Pourquoi est-il préférable de se mettre à l’écart ? Parce que contrairement à d’autres maladies chroniques, la plupart des patients séropositifs souhaitent garder la plus grande discrétion sur leur maladie, et ne l’ont révélé qu’à peu de monde autour d’eux. Le pharmacien doit respecter cela, tout en garantissant le bon usage des médicaments. Il doit notamment détecter d’éventuels effets secondaires risquant de compromettre l’observance du traitement. La sortie des médicaments antirétroviraux de la réserve hospitalière a simplifié la vie de nombreux patients VIH. Ces nouvelles modalités de délivrance ont cependant bousculé la prise en charge de cette pathologie. Le pharmacien poursuit le travail initié à l’hôpital et constitue un des principaux interlocuteurs du patient.
•Deuil
Pourquoi est-ce une situation délicate ? Parce que le pharmacien n’est pas formé pour parler de la mort. Il y est cependant confronté tout au long de son exercice.
Pourquoi est-il préférable de se mettre à l’écart ? Parce qu’évoquer une personne disparue récemment peut induire des manifestations physiques (des pleurs) et un besoin de se confier.
• Sevrage alcoolique
Pourquoi est-ce une situation délicate ? Parce que l’alcoolisme est une maladie qui isole le malade et détruit les relations sociales, familiales et professionnelles.
Pourquoi est-il préférable de se mettre à l’écart ? Parce que la délivrance d’un médicament indiqué dans le sevrage alcoolique peut amener à discuter de cette pathologie incomprise. Le pharmacien accompagne le patient dans sa démarche de ne plus consommer d’alcool. Il est également présent pour les proches, le conjoint en particulier, qui souffrent de cette situation.
•Sevrage aux opiacés
Pourquoi est-ce une situation délicate ? Parce que l’apparence physique de certains toxicomanes est susceptible de créer une certaine méfiance (représentation négative du toxicomane) parmi les autres personnes présentes dans l’officine (voir aussi notre entretien avec Jean Lamarche en page XX).

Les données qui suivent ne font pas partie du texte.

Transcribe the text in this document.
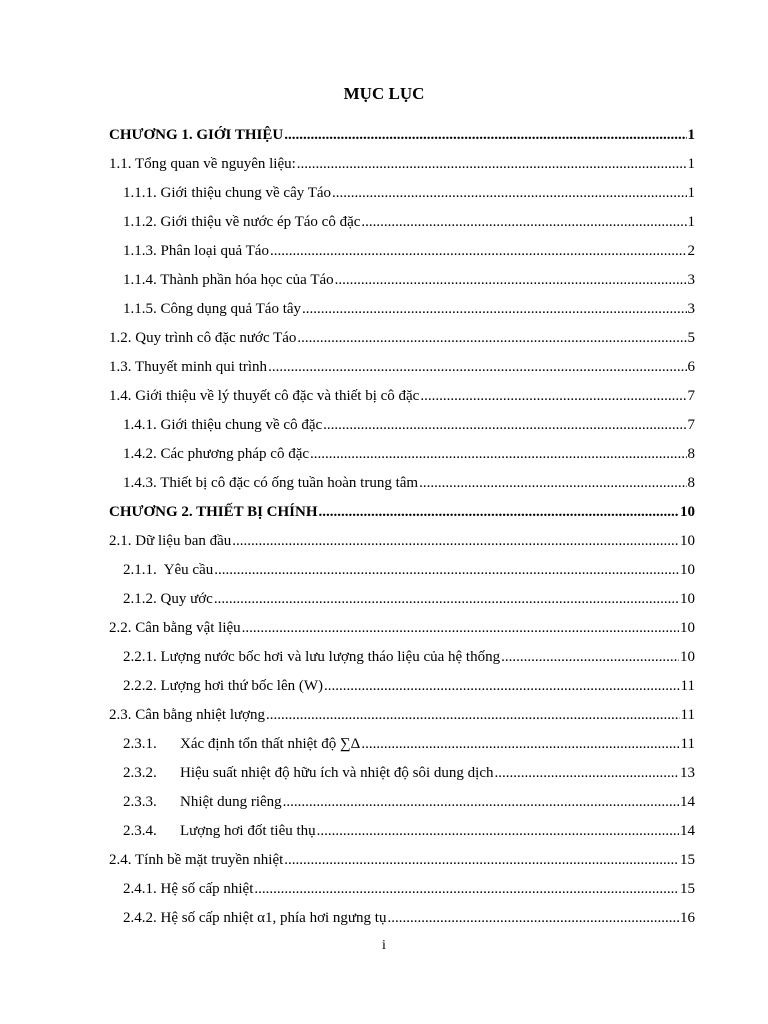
MỤC LỤC
CHƯƠNG 1. GIỚI THIỆU .....	1
1.1. Tổng quan về nguyên liệu: .....	1
1.1.1. Giới thiệu chung về cây Táo .....	1
1.1.2. Giới thiệu về nước ép Táo cô đặc .....	1
1.1.3. Phân loại quả Táo .....	2
1.1.4. Thành phần hóa học của Táo .....	3
1.1.5. Công dụng quả Táo tây .....	3
1.2. Quy trình cô đặc nước Táo .....	5
1.3. Thuyết minh qui trình .....	6
1.4. Giới thiệu về lý thuyết cô đặc và thiết bị cô đặc .....	7
1.4.1. Giới thiệu chung về cô đặc .....	7
1.4.2. Các phương pháp cô đặc .....	8
1.4.3. Thiết bị cô đặc có ống tuần hoàn trung tâm .....	8
CHƯƠNG 2. THIẾT BỊ CHÍNH .....	10
2.1. Dữ liệu ban đầu .....	10
2.1.1.  Yêu cầu .....	10
2.1.2. Quy ước .....	10
2.2. Cân bằng vật liệu .....	10
2.2.1. Lượng nước bốc hơi và lưu lượng tháo liệu của hệ thống .....	10
2.2.2. Lượng hơi thứ bốc lên (W) .....	11
2.3. Cân bằng nhiệt lượng .....	11
2.3.1. Xác định tổn thất nhiệt độ ∑Δ .....	11
2.3.2. Hiệu suất nhiệt độ hữu ích và nhiệt độ sôi dung dịch .....	13
2.3.3. Nhiệt dung riêng .....	14
2.3.4. Lượng hơi đốt tiêu thụ .....	14
2.4. Tính bề mặt truyền nhiệt .....	15
2.4.1. Hệ số cấp nhiệt .....	15
2.4.2. Hệ số cấp nhiệt α1, phía hơi ngưng tụ .....	16
i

Pourquoi est-il préférable de se mettre à l’écart ? Parce que la délivrance des traitements de substitution doit répondre à des règles strictes (délivrance de stupéfiants), pouvant éveiller la curiosité des autres clients. Le fait de respecter cette confidentialité contribue à installer une confiance réciproque entre le pharmacien et le patient.
•Confidences personnelles sur la vie de couple
Pourquoi est-ce une situation délicate ? Parce que le client aborde spontanément des problèmes d’ordre personnel, sur son couple et sur sa vie privée parfois difficile à entendre (maltraitance).
Pourquoi est-il préférable de se mettre à l’écart ? Parce qu’en tant que professionnel de santé, le pharmacien doit s’assurer que la santé du client n’est pas en danger. Si nécessaire, le pharmacien oriente le client vers une consultation médicale.
• Argent
Pourquoi est-ce une situation délicate ? Parce que le client en difficulté financière demande de faire crédit. De nombreux pharmaciens se retrouvent cependant avec des sommes impayées. Le pharmacien peut également être confronté à la mauvaise foi du client, affirmant qu’il a déjà réglé le crédit.
Pourquoi est-il préférable de se mettre à l’écart ? Le fait d’aborder un problème d’impayés avec un client nécessite de la diplomatie mais également une certaine fermeté. Cette conversation n’est pas envisageable dans l’espace client et le pharmacien peut inviter le client à discuter des modalités de règlement dans son bureau. Dans ce cas, il est recommandé que le pharmacien soit accompagné d’une autre personne (son adjoint par exemple) afin de limiter tout débordement.